In the mid-1970s, when the war was at its peak, Rhodesian troops would raid villages suspected of harboring rebel soldiers, guns blazing. Everyone would scatter. Parents would be killed or separated in the cross fire, losing children in the chaos. Most children had some form of extended family to care for them. For those who had no one, there was Chinyaradzo Children’s Home in Harare. Stella Mesikano had been a worker at the orphanage during the war and she later became the matron, or director. In 1980, she began keeping a bar chart on graph paper showing the number of abandoned children brought to Chinyaradzo. Each year was carefully shaded with different colored pencils. In 1980, the year independence was declared, ending fourteen years of conflict, the bar was colored in black and showed that 40 children had been admitted. The next year was pink, and the number of children dropped to 23. It held at that level, or dropped to the low teens, for a decade. Then it shot to 35 in 1991. By 1994, it was up to 56. The orphanage was set up to handle a total of 58 children but had taken in 159 in four years. Other orphanages or children’s homes began to take in the overflow. As Mesikano’s chart began to move toward the edge of the page with each new year, she began to lose the enthusiasm for keeping detailed statistics for a government that had so little interest.

By the late 1990s, the administration of Robert Mugabe was skittish about acknowledging the depth of the AIDS disaster, and unable or unwilling to administer a program that might care for the nation’s most vulnerable charges. The state was allocating only about five Zimbabwean dollars (then the equivalent of about thirty American cents, a rate that would drop by more than 60 percent in the coming months) per day to feed, clothe, educate, and care for each orphan.
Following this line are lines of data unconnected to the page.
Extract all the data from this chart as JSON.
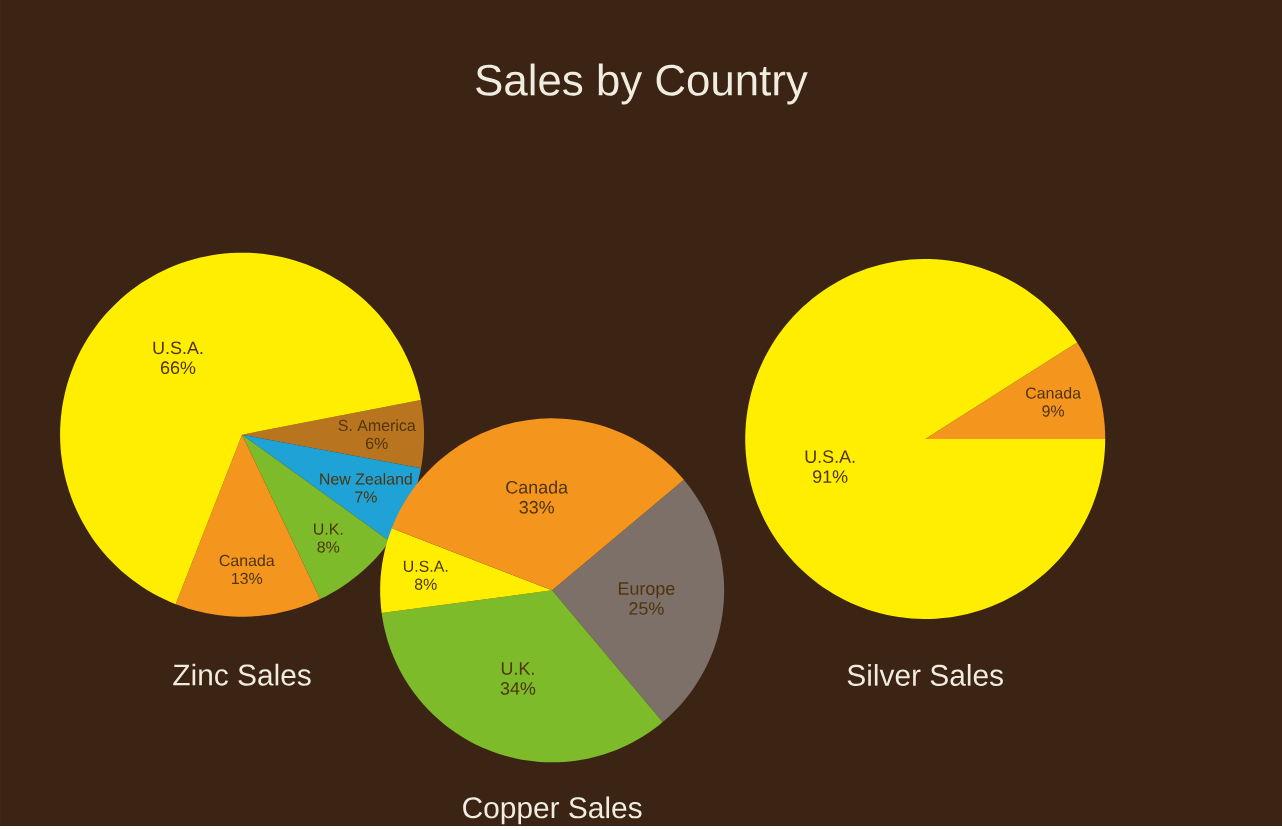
{
  "chart_data": [
    {
      "type": "other",
      "title": "Sales by Country"
    },
    {
      "type": "pie",
      "title": "Zinc Sales",
      "categories": [
        "S. America",
        "New Zealand",
        "U.K.",
        "Canada",
        "U.S.A."
      ],
      "values": [
        6,
        7,
        8,
        13,
        66
      ],
      "value_labels": [
        "6%",
        "7%",
        "8%",
        "13%",
        "66%"
      ],
      "colors": [
        "#b8741e",
        "#1fa3d6",
        "#7dbb2a",
        "#f4951e",
        "#ffee00"
      ]
    },
    {
      "type": "pie",
      "title": "Copper Sales",
      "categories": [
        "Europe",
        "U.K.",
        "U.S.A.",
        "Canada"
      ],
      "values": [
        25,
        34,
        8,
        33
      ],
      "value_labels": [
        "25%",
        "34%",
        "8%",
        "33%"
      ],
      "colors": [
        "#7c7068",
        "#7dbb2a",
        "#ffee00",
        "#f4951e"
      ]
    },
    {
      "type": "pie",
      "title": "Silver Sales",
      "categories": [
        "Canada",
        "U.S.A."
      ],
      "values": [
        9,
        91
      ],
      "value_labels": [
        "9%",
        "91%"
      ],
      "colors": [
        "#f4951e",
        "#ffee00"
      ]
    }
  ]
}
This was to provide about one-third of the total cost of administering the home. The government plan called for other agencies or donors to cover the other two-thirds. The agency that was to administer Chinyaradzo, and raise most of its funds, was the Child Protection Society (CPS). During what would come to be recognized as one of the largest wave of orphans in human history, the agency was almost completely moribund. “The organization currently does little research or advocacy on behalf of children,” an internal study reported. “The CPS has become somewhat stagnant… there has been no director for a number of years.”